Derived from a monthly survey that NAHB has been conducting for 30 years, the NAHB/Wells Fargo HMI gauges builder perceptions of current single-family home sales and sales expectations for the next six months as “good,” “fair” or “poor.” The survey also asks builders to rate traffic of prospective buyers as “high to very high,” “average” or “low to very low.” Scores for each component are then used to calculate a seasonally adjusted index where any number more than 50 indicates that more builders view conditions as good than poor.
The three HMI components registered relatively minor losses in January. The index gauging current sales conditions dropped one point to 79, the component charting sales expectations in the next six months fell a single point to 78, and the index measuring buyer traffic fell four points to 54.
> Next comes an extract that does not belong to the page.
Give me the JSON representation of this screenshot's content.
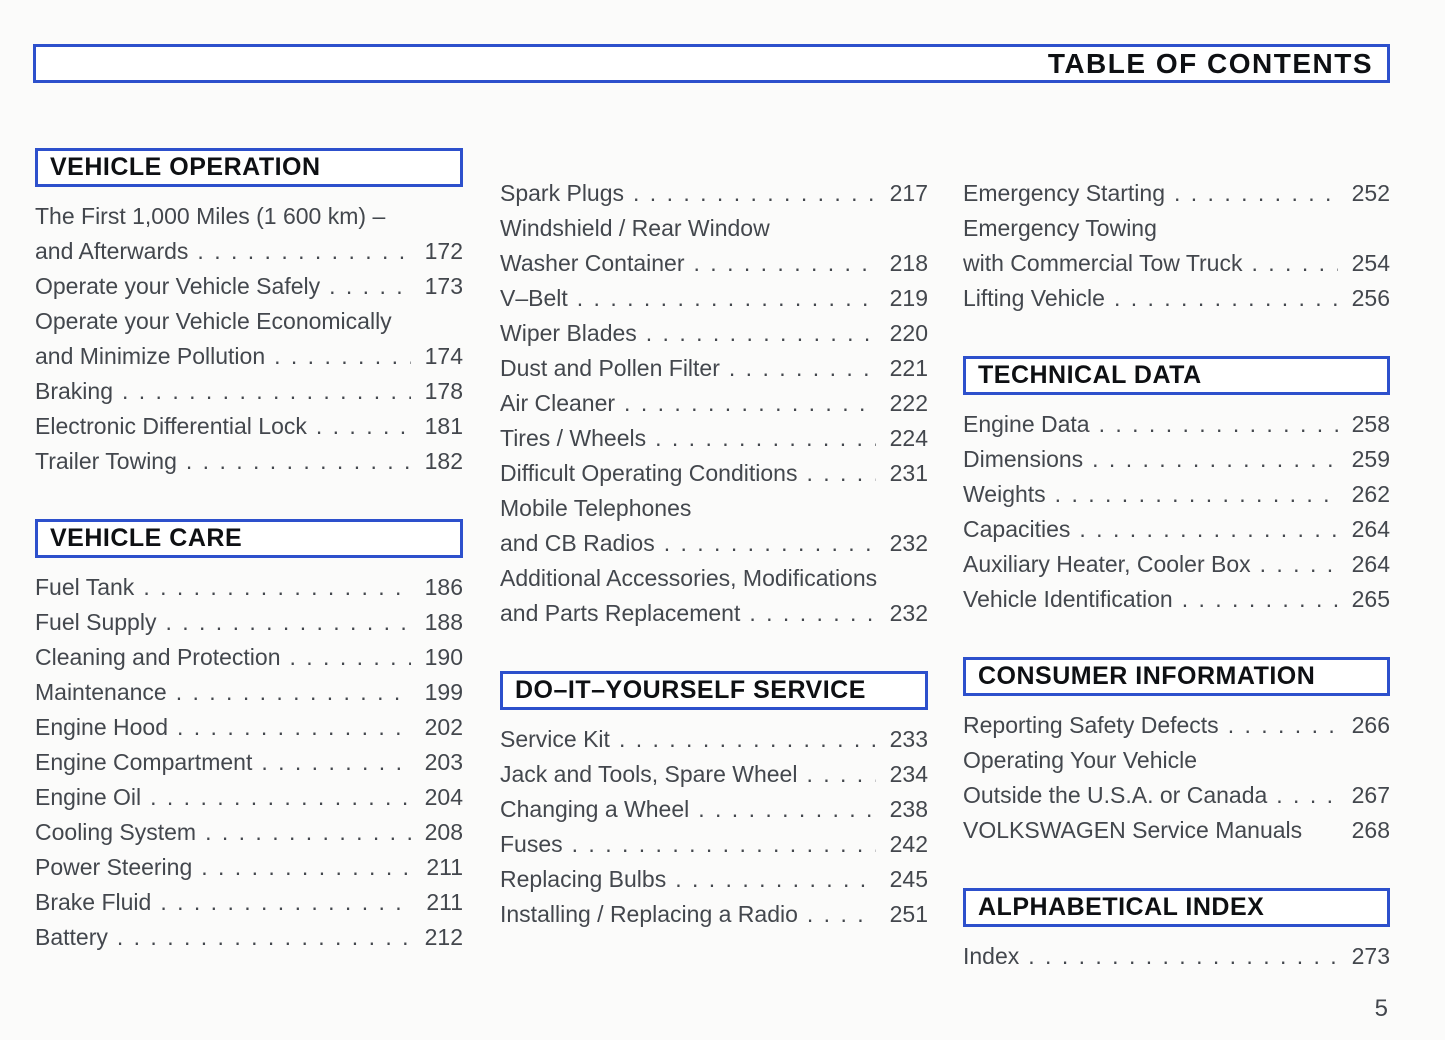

“The HMI gauge of future sales expectations has remained in the 70s, a sign that housing demand should continue to grow in 2018,” said NAHB chief economist Robert Dietz. “As the overall economy strengthens, owner-occupied household formation increases and the supply of existing home inventory tightens, we can expect the single-family housing market to make further gains this year.”
Looking at the three-month moving averages for regional HMI scores, the West rose two points to 81, the South increased one point to 73, the Midwest inched up a single point to 70 and the Northeast climbed five points to 59.
Kitchen and bath sales on the rise
A new report from the National Kitchen & Bath Association projects strong growth for the kitchen and bath industry.
“The Size of Market Study and Outlook” estimates the total kitchen and bath sector rose more than 10% to $163 billion in 2017 and will rise another 9.3% to reach $178 billion in 2018.
The association’s initial study — the first of its kind to define the size of the U.S. residential kitchen and bath market, according to the NKBA — found total market size to be $134.1 billion in 2015. A follow-up study showed the industry had grown to and $147.3 in 2016.
“This dramatic double-digit spike in just one year is a testament to the health of this key industry,” said Bill Darcy, NKBA’s CEO. “It’s a vibrant and growing segment of the economy, and based on our research, our projections indicate that it will continue to thrive.”
The study was developed relying on various sources, including secondary published market information as well as interviews conducted among key professional segments. Additionally, the study represents only products and excludes design services and costs of labor and installation. Data from the 2016 report and collected in the 2017 survey were combined to generate the projections for 2017 and forecast for 2018, the NKBA said.
The overall kitchen and bath segment accounts for about 25% of overall residential construction, according to the NKBA.
Based in Hackettstown, N.J., the NKBA is the not-for-profit trade association that owns the Kitchen & Bath Industry Show, as part of Design and Construction Week. Founded in 1963, the NKBA has nearly 14,000 member companies.